Cette suspicion est discrètement évoquée en Angleterre, s’agissant de Catherine l’épouse d’Henri V.
Le meilleur moyen pour les Anglais de protéger la réputation, sinon la légitimité, de leur propre dynastie est de taire la véritable identité de la Pucelle.
Il en va de même de la Pucelle qui a tout intérêt à taire sa véritable filiation pour protéger la légitimité du roi, son frère, et de tous les princes de sa famille.
Le roi Charles VII n’interviendra pas pour faire délivrer la Pucelle, parce qu’il sait que cette dernière ne risque rien pour sa vie. Princesse royale, elle ne risque même pas la torture de l’Inquisition, car elle appartient par le sang à une dynastie de droit divin. Les princes de sang sont les représentants de la majesté divine et attenter à leur vie est un sacrilège. Cela arrange bien le roi que la Pucelle ne vienne plus brouiller le jeu diplomatique avec ses opérations militaires. L’emprisonnement de Jeanne, après son procès, permet aussi sans doute de protéger le secret de sa naissance.
Les raisons familiales et dynastiques évoquées sont des raisons politiques majeures. C’est ce qui explique le silence gardé sur Jeanne par la chancellerie royale et les contemporains durant la période qui s’écoula entre le procès de Rouen et la réhabilitation.

En politique intérieure le cas de l’Université de Paris est réglé par des intervenants fidèles au roi, en parfait accord avec la papauté.

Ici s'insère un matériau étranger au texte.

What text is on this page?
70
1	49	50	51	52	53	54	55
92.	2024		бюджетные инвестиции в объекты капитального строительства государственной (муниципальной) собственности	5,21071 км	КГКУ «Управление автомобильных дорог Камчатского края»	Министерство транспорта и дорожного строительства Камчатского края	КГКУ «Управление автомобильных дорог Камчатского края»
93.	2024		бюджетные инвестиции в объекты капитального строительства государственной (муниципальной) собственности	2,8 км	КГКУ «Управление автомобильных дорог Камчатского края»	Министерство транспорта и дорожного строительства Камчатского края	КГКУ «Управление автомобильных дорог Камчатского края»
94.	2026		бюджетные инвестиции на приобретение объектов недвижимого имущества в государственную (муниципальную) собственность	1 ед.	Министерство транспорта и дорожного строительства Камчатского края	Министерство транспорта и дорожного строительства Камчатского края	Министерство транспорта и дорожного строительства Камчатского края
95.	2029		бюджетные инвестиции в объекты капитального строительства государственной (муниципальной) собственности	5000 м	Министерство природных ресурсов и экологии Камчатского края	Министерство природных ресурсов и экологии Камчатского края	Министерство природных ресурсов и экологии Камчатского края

Le roi s’assure le soutien du clergé de France avec la promulgation de la pragmatique sanction en 1438, et des négociations qui s’ensuivent. Le procès de réhabilitation doit pouvoir intervenir avec le soutien des prélats français.
Autrement, en politique étrangère, tous les partenaires, royaumes de France et d’Angleterre, familles princières locales liées aux Valois, ont le même intérêt dynastique, pour des raisons complémentaires, à protéger le secret de la naissance de la Pucelle.

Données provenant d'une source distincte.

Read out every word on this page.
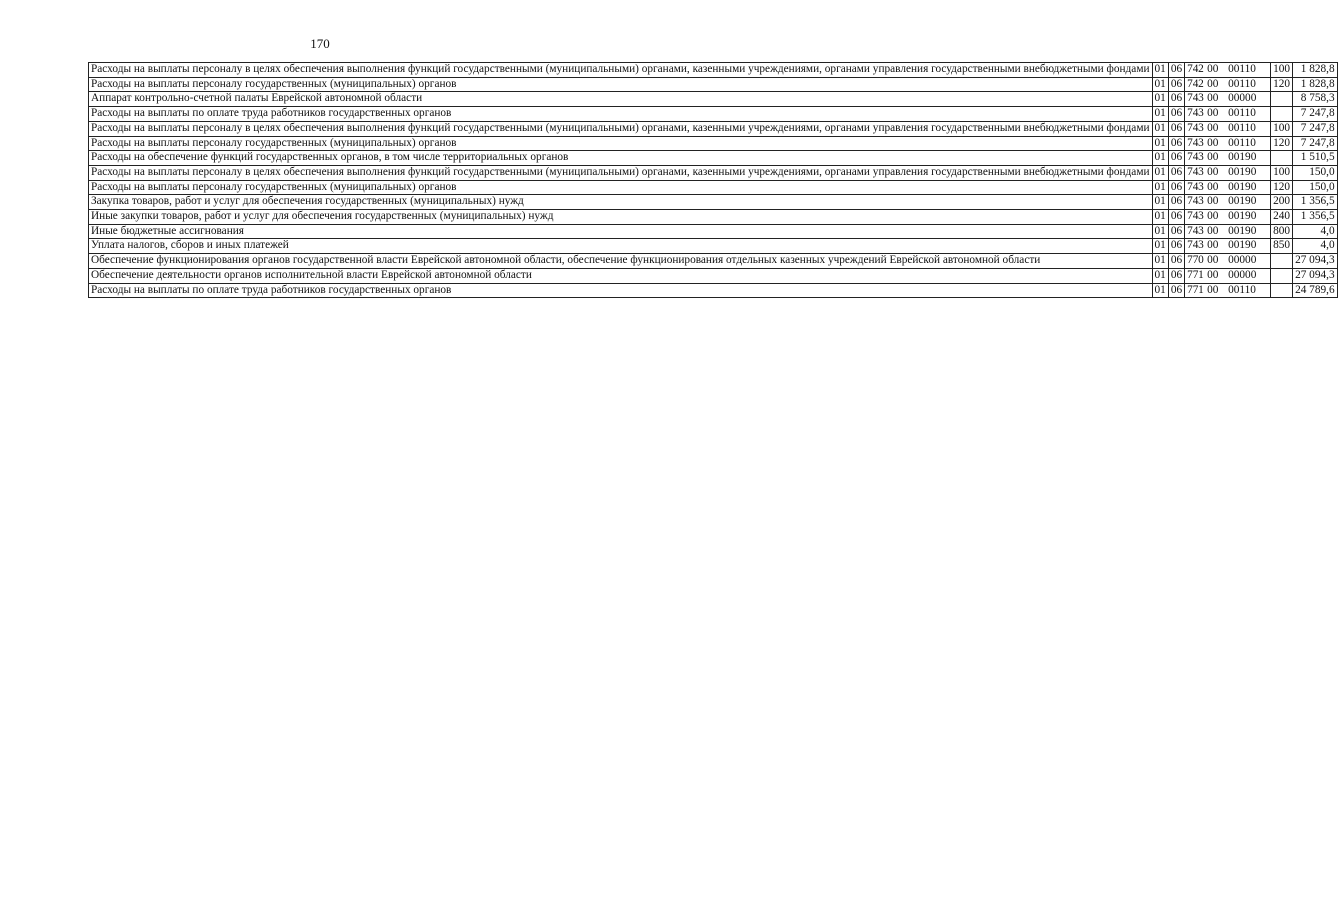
170
Расходы на выплаты персоналу в целях обеспечения выполнения функций государственными (муниципальными) органами, казенными учреждениями, органами управления государственными внебюджетными фондами	01	06	742 00 00110	100	1 828,8
Расходы на выплаты персоналу государственных (муниципальных) органов	01	06	742 00 00110	120	1 828,8
Аппарат контрольно-счетной палаты Еврейской автономной области	01	06	743 00 00000		8 758,3
Расходы на выплаты по оплате труда работников государственных органов	01	06	743 00 00110		7 247,8
Расходы на выплаты персоналу в целях обеспечения выполнения функций государственными (муниципальными) органами, казенными учреждениями, органами управления государственными внебюджетными фондами	01	06	743 00 00110	100	7 247,8
Расходы на выплаты персоналу государственных (муниципальных) органов	01	06	743 00 00110	120	7 247,8
Расходы на обеспечение функций государственных органов, в том числе территориальных органов	01	06	743 00 00190		1 510,5
Расходы на выплаты персоналу в целях обеспечения выполнения функций государственными (муниципальными) органами, казенными учреждениями, органами управления государственными внебюджетными фондами	01	06	743 00 00190	100	150,0
Расходы на выплаты персоналу государственных (муниципальных) органов	01	06	743 00 00190	120	150,0
Закупка товаров, работ и услуг для обеспечения государственных (муниципальных) нужд	01	06	743 00 00190	200	1 356,5
Иные закупки товаров, работ и услуг для обеспечения государственных (муниципальных) нужд	01	06	743 00 00190	240	1 356,5
Иные бюджетные ассигнования	01	06	743 00 00190	800	4,0
Уплата налогов, сборов и иных платежей	01	06	743 00 00190	850	4,0
Обеспечение функционирования органов государственной власти Еврейской автономной области, обеспечение функционирования отдельных казенных учреждений Еврейской автономной области	01	06	770 00 00000		27 094,3
Обеспечение деятельности органов исполнительной власти Еврейской автономной области	01	06	771 00 00000		27 094,3
Расходы на выплаты по оплате труда работников государственных органов	01	06	771 00 00110		24 789,6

Sur le plan politique, en effet, la véritable identité de la Pucelle ne peut être divulguée par les cours européennes qui tiennent à conserver leur légitimité dynastique. Les diplomaties européennes s’adaptent à ce principe de sauvegarde et c’est le black-out qui s’installe en Europe après les évènements de Rouen. Le silence s’installe aussi à la Cour du Roi Charles, qui n’a évidemment pas intérêt à rappeler le souvenir de la Pucelle.
La parade politique de Charles VII consiste à entamer des négociations avec le seul partenaire qui peut restaurer l’image de la dynastie Française, l’Eglise.

9) Conclusion 

Nous avons montré que la naissance de la Pucelle peut très bien se situer le 10 novembre 1407, et qu’elle peut bien être le dernier enfant de la reine Isabau de Bavière. En conséquence, toutes les études historiques qui traitent le sujet sont à prendre en considération. Tous les historiens, qui s'appuyent sur les données historiques en notre possession, relevées dans cet article ne sont pas des farfelus. Et que dire des historiens qui répètent, sans cesse, dans chaque nouveau livre la date de 1412 ?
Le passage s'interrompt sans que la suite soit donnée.